The games we have defined are perfect information games; both players know, at every point in the game, the location of the other player. This assumption is unrealistic: during a cyberattack, a possible Defender may not know what state an Attacker is in, and conversely, an Attacker may not be aware of changes made by the Defender to counter his attack. We would therefore like to extend our play model in order to include this type of imperfect information. From the Defender’s point of view, this could be implemented as an equivalence class between Attack Graph states. From the Attacker’s point of view, on the other hand, we could think of a notion of weak bisimulation between Attack Graphs: the Attacker considers as equal two models that are bisimilar up to the identification of some subset of arcs. While the first notion of imperfect information would be fairly easy to develop, the second one is higly nontrivial. Indeed, we should consider equivalence classes between graphs that are generated with respect to both their topological structure and their labeling. For this reason, we prefer to leave this interesting development for future work.

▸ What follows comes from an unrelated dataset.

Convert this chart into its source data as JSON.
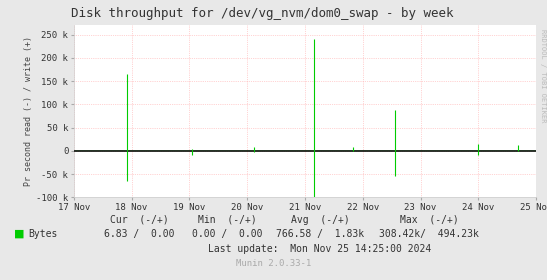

We suspect that a bisimulation notion for SSML logic can be obtained by slightly modifying the one for SML and that, at the same, a complete proof system for SSML can be obtained in terms of tableaux. In conclusion, we suspect that the satisfiability problem for SSML logic is undecidable. Indeed, the same problem is undecidable for SML and since our logic is SML in which we quantify over subset of arcs of a graph, our intuition tells us that the satisfiability problem for SSML can only be more difficult than the one of SML.
Finally, we can consider to extend logics for the strategic reasoning such as ATL [1] and Strategy Logic [25] by capturing the features of the sabotage modalities ♦ and ♦⊂. In this way, we can gain expressive power and check whether the attacker has a strategy to win the game via strategic operators. Furthermore, in this context, we can see ♦⊂ as a graded modality of ♦ as done in logics for strategies [2, 13]. However, as we mentioned earlier the more realistic setting for games is with imperfect information, but unfortunately, the model checking problem with imperfect information for strategic logics is undecidable in general [10]. Given the relevance of this setting, even partial solutions to the problem can be useful, such as abstractions either on the information [4, 6] or on the strategies [5] or on the formulas [14]. In conclusion, we can embed the mentioned techniques to provide a more powerful framework.
Footnotes
This Attack Graph is not complete w.r.t. our previous description, since some possible sequences of atomic attacks are not listed: for instance att1, att2, att3, att5 are not taken into account.